MANY years ago I wrote a column in The Northern Echo pontificating about how wrong it was to smack children. Under no circumstances, I loftily decreed, could it be justified. And I meant it, with all my heart. That was when I had just had one beatific young baby. Life was calm and orderly. The argument was clear. Children had the same rights as adults. It was barbaric and inhumane to treat them any differently.

But five lively boys, 4,380 sleepless nights and twelve tumultuous, chaotic, noisy years later, all I can say is, sorry. Sorry for being so smug and sanctimonious. And sorry, I'm ashamed to say, for going on to smack my own children.

New parents have to learn on the job. And sometimes the childcare books aren't much help. Like when three youngsters are rolling about on the floor, kicking and screaming as they attempt to throttle each other, or when one has leapt out of his car seat for the umpteenth time in heavy traffic or another is hurling heavy objects around the room in a temper tantrum because he can't have a Mars bar for breakfast.

I know I should use reasoned argument, appeal to their better natures, remove privileges, make them take time out or simply ignore them. But, in moments of weakness, I confess to having administered the odd swift smack to the bottom, however rarely. Each time it has been an exasperated admission of failure, a sign that I have, momentarily, lost control.

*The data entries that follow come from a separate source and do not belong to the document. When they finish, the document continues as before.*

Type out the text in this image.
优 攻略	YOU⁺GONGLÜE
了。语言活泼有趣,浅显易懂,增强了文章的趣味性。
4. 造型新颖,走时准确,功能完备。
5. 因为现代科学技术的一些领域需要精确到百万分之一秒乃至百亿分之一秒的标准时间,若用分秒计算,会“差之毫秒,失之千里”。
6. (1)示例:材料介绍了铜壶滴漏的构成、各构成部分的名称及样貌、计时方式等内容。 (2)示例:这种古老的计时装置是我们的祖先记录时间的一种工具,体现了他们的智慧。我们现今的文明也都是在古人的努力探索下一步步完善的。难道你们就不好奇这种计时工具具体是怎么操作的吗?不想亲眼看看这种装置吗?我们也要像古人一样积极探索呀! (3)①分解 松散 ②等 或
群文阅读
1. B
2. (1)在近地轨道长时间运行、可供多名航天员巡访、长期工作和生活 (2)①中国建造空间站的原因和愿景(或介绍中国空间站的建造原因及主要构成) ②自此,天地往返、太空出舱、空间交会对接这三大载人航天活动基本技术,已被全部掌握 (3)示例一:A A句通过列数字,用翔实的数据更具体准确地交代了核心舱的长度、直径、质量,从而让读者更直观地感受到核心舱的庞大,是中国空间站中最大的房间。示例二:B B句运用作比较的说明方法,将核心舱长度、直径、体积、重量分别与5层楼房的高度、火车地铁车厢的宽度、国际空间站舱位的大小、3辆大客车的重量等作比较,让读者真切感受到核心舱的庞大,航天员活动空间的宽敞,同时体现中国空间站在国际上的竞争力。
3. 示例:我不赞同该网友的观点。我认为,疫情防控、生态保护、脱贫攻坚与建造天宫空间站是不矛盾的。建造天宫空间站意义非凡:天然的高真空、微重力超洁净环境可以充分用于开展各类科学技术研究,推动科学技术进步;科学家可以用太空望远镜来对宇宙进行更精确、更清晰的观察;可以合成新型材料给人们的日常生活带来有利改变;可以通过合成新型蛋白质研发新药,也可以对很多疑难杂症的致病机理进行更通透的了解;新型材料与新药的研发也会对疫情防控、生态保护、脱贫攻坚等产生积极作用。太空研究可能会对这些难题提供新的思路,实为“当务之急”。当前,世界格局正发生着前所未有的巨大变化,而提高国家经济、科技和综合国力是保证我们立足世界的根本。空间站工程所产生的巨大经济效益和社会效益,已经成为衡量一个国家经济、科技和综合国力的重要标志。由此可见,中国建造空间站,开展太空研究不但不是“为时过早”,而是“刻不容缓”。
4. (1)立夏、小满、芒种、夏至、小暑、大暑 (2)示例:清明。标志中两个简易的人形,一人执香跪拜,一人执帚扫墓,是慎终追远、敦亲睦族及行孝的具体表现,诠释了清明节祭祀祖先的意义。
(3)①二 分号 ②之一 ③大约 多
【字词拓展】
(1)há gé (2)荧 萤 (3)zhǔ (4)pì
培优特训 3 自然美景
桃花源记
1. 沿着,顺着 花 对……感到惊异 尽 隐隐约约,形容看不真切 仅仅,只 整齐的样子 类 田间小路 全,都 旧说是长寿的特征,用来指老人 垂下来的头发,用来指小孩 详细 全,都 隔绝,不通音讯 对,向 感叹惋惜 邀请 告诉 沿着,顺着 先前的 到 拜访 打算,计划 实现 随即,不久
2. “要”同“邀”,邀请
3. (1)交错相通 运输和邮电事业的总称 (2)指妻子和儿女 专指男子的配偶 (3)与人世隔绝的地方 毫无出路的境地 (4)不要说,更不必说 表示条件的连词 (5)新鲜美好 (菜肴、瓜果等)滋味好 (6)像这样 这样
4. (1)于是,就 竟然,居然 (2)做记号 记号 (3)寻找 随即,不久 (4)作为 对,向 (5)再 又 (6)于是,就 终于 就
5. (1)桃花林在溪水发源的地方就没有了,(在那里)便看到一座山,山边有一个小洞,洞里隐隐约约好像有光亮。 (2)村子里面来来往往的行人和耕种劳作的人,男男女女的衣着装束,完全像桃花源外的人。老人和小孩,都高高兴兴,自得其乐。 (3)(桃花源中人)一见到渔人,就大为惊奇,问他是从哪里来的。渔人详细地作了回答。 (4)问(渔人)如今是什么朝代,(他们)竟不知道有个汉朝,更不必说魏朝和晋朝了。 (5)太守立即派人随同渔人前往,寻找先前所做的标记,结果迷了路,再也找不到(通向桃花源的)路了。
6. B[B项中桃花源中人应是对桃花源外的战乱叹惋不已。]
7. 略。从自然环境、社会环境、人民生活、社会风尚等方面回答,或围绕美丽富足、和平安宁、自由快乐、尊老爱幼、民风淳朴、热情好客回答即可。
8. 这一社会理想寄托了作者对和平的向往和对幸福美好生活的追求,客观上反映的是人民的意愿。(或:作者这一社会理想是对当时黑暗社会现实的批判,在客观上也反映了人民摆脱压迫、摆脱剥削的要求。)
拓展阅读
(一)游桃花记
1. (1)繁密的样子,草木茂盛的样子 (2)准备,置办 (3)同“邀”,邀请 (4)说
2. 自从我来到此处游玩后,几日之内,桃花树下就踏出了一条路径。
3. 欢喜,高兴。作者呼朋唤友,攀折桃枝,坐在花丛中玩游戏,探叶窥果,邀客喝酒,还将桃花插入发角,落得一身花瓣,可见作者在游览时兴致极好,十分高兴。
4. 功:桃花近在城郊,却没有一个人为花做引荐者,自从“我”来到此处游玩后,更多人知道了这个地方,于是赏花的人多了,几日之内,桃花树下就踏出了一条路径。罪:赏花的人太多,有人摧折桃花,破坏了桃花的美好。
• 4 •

My experience in the thick of family life hasn't made me pro-smacking, far from it. Of course hitting a child is wrong and it is also counter-productive. But now I'm far more sympathetic to the plight of loving and well-intentioned parents who try their best but sometimes fall short of perfect when they are exhausted and under stress.

Parenting needs to be viewed as a whole. No child deserves to be smacked. But neither should a good mother or father be criminalised for one small lapse.

And, while the House of Lords decided this week parents should be prosecuted if their smacks causes "mental harm" or "reddening of the skin", I couldn't help thinking of all the other demonstrations of poor parenting just as worthy of being outlawed.

How about the sort of seething passive-aggressiveness or the "verbal slapping" of constant criticism, put-downs and fault-finding which can be every bit as damaging to a child's self-esteem? And what about those parents who plonk young children in bedrooms with PlayStations and televisions rather than bothering to engage with them? Doesn't that constitute "mental harm?" And is a tap on the bottom really any worse?

'NO, I'm not buying that," I told the boys in the supermarket as they begged me to buy their favourite chocolate-flavoured cereal, which is usually devoured before I even get the rest of the shopping put away at home. "Because you'll only eat it all". Call it mother's logic, but it makes perfect sense to me.